Quando a qualidade da medição é insuficiente, as respostas também se tornam questionáveis.

Em situações mais críticas, decisões de engenharia passam a ser tomadas com base em tendências que não representam o comportamento real do sistema.

 

O que determina a qualidade de uma medição?

A qualidade dos dados começa muito antes da etapa de análise. Ela depende de diversos fatores, incluindo:

 

Seleção adequada dos sensores

Cada variável possui características específicas. Faixas de operação, resolução, precisão, tempo de resposta e condições ambientais devem ser considerados na escolha do sensor. Um sensor inadequado pode comprometer toda a campanha experimental.

 

Instalação correta

Mesmo sensores de alta qualidade podem gerar resultados inconsistentes quando instalados em locais inadequados ou sujeitos a interferências externas. Vibração, temperatura, ruído eletromagnético e posicionamento incorreto são exemplos frequentes de fontes de erro.

 

Calibração

A calibração é fundamental para garantir que as medições reflitam adequadamente a grandeza observada. Sem calibração periódica, desvios graduais podem comprometer a confiabilidade dos resultados sem que isso seja percebido imediatamente.

 

Taxa de aquisição adequada
Nem sempre coletar dados em frequências mais altas produz resultados melhores. A taxa de aquisição deve ser compatível com a dinâmica do fenômeno analisado. Frequências excessivamente baixas podem perder eventos importantes. Frequências excessivamente altas podem gerar volumes desnecessários de informação sem agregar valor à análise.

 

O desafio do excesso de dados

A expansão das tecnologias de monitoramento criou um fenômeno relativamente comum na engenharia moderna: o excesso de dados.

Muitas organizações possuem sistemas capazes de registrar milhares de variáveis simultaneamente, mas encontram dificuldades para transformar essas informações em conhecimento útil.

Nesses casos, o problema deixa de ser tecnológico e passa a ser metodológico.

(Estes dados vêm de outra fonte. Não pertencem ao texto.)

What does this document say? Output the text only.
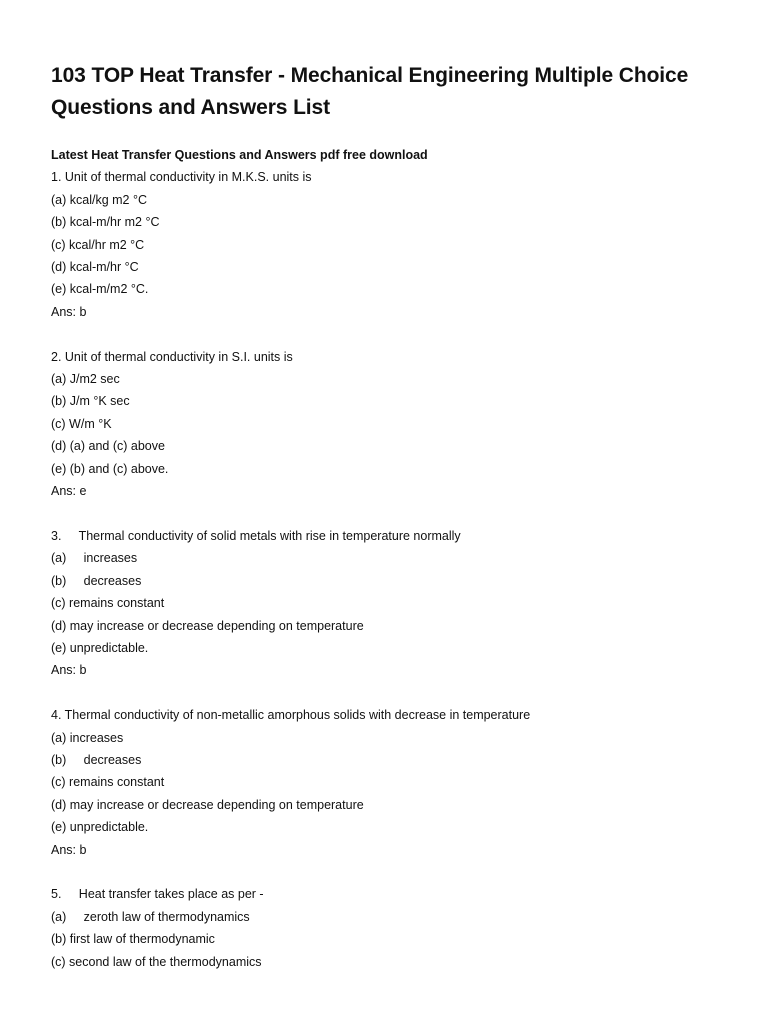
103 TOP Heat Transfer - Mechanical Engineering Multiple Choice Questions and Answers List

Latest Heat Transfer Questions and Answers pdf free download

1. Unit of thermal conductivity in M.K.S. units is

(a) kcal/kg m2 °C

(b) kcal-m/hr m2 °C

(c) kcal/hr m2 °C

(d) kcal-m/hr °C

(e) kcal-m/m2 °C.

Ans: b

2. Unit of thermal conductivity in S.I. units is

(a) J/m2 sec

(b) J/m °K sec

(c) W/m °K

(d) (a) and (c) above

(e) (b) and (c) above.

Ans: e

3.     Thermal conductivity of solid metals with rise in temperature normally

(a)     increases

(b)     decreases

(c) remains constant

(d) may increase or decrease depending on temperature

(e) unpredictable.

Ans: b

4. Thermal conductivity of non-metallic amorphous solids with decrease in temperature

(a) increases

(b)     decreases

(c) remains constant

(d) may increase or decrease depending on temperature

(e) unpredictable.

Ans: b

5.     Heat transfer takes place as per -

(a)     zeroth law of thermodynamics

(b) first law of thermodynamic

(c) second law of the thermodynamics
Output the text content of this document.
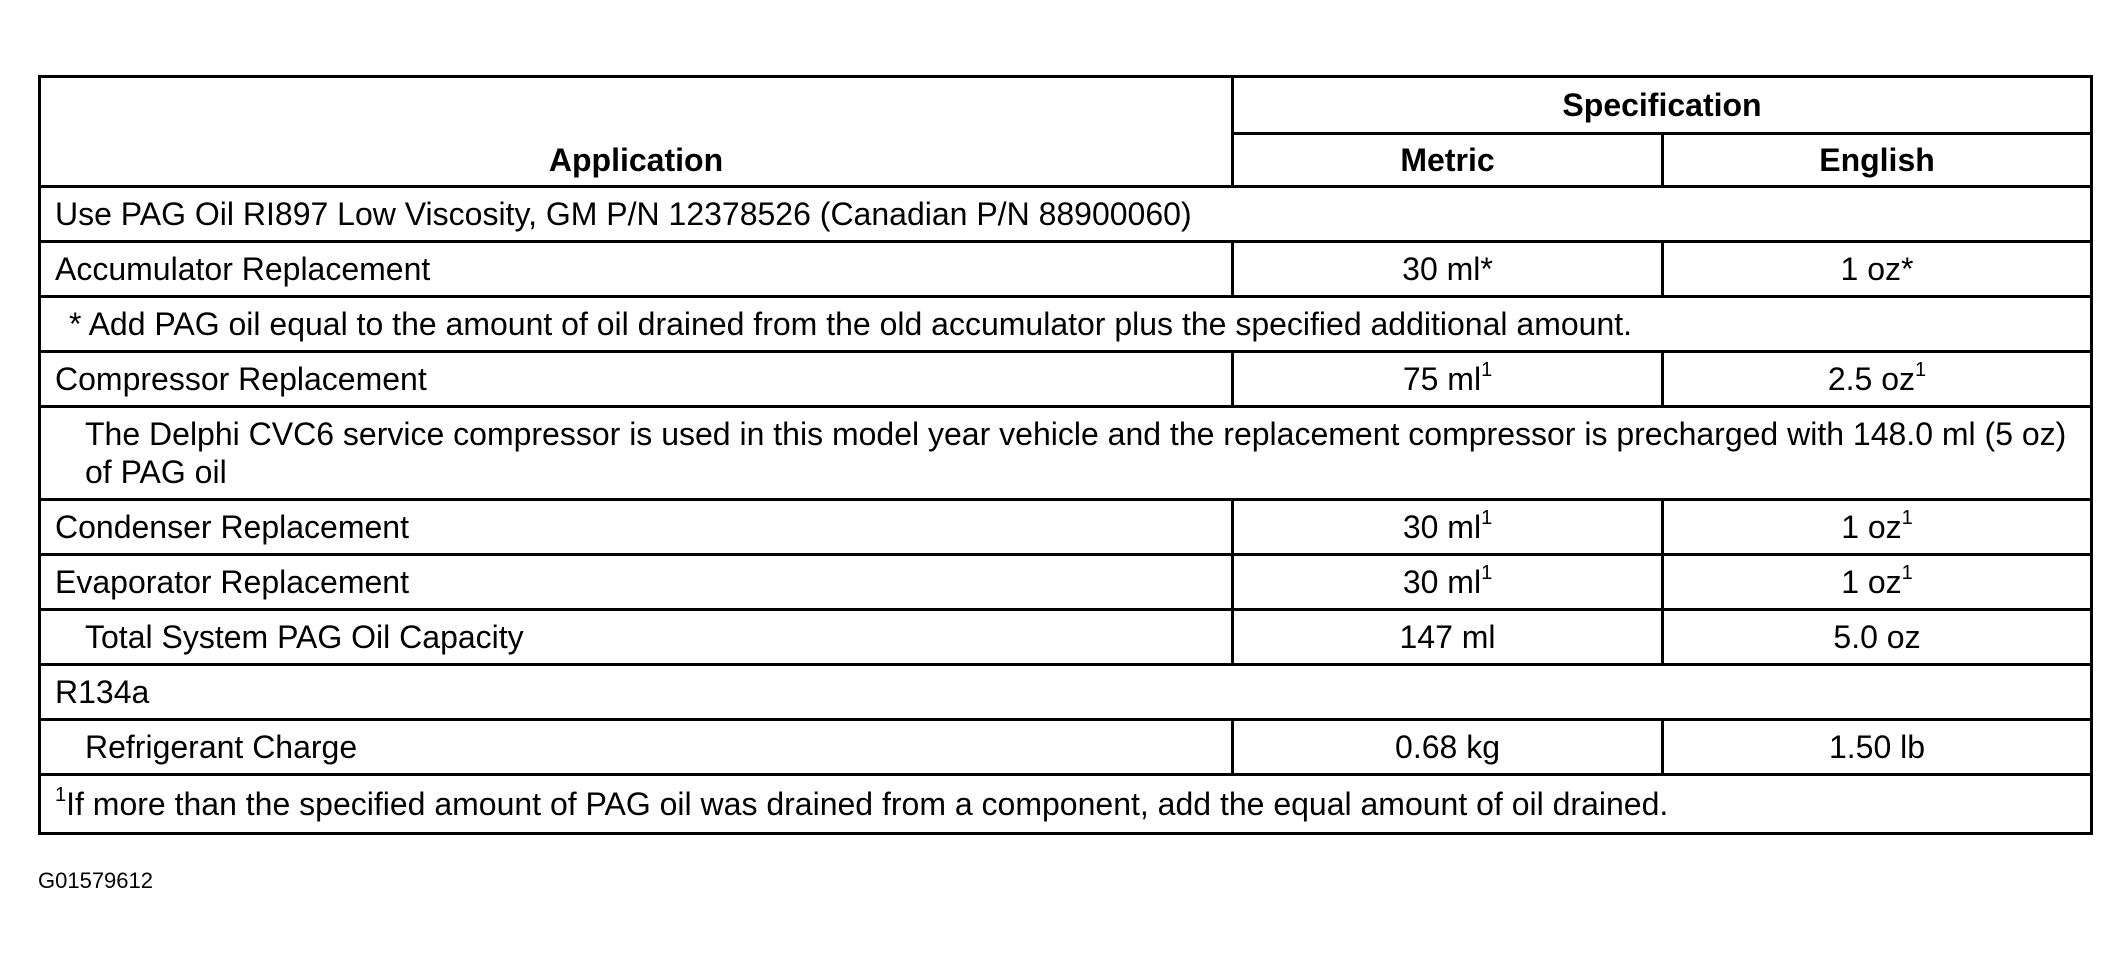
Application	Specification	
	Metric	English
Use PAG Oil RI897 Low Viscosity, GM P/N 12378526 (Canadian P/N 88900060)		
Accumulator Replacement	30 ml*	1 oz*
* Add PAG oil equal to the amount of oil drained from the old accumulator plus the specified additional amount.		
Compressor Replacement	75 $ml^1$	2.5 $oz^1$
The Delphi CVC6 service compressor is used in this model year vehicle and the replacement compressor is precharged with 148.0 ml (5 oz) of PAG oil		
Condenser Replacement	30 $ml^1$	1 $oz^1$
Evaporator Replacement	30 $ml^1$	1 $oz^1$
Total System PAG Oil Capacity	147 ml	5.0 oz
R134a		
Refrigerant Charge	0.68 kg	1.50 lb
$^1$If more than the specified amount of PAG oil was drained from a component, add the equal amount of oil drained.		
G01579612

Antes de aumentar a quantidade de medições, é necessário garantir que as variáveis coletadas sejam relevantes, confiáveis e adequadas aos objetivos do projeto.

 

Qualidade de dados e validação experimental

Em ensaios laboratoriais e processos de validação, a qualidade da medição possui impacto direto sobre a confiabilidade dos resultados.

Uma campanha experimental bem estruturada não depende apenas da quantidade de testes realizados. Ela depende da capacidade de produzir dados consistentes, repetíveis e tecnicamente defensáveis.

É essa qualidade que permite identificar tendências reais, validar hipóteses e reduzir incertezas durante o desenvolvimento de produtos e sistemas.

 

Mais importante do que medir muito é medir corretamente

A evolução tecnológica continuará ampliando a capacidade de coleta de dados na indústria.

Mas a engenharia continuará enfrentando o mesmo desafio fundamental: transformar medições em conhecimento confiável.

Por isso, projetos de aquisição de dados não deveriam ser avaliados pela quantidade de informações geradas, mas pela qualidade das respostas que essas informações conseguem fornecer.

Em última análise, uma única medição confiável costuma ter mais valor para a tomada de decisão do que milhares de registros cuja qualidade não pode ser garantida.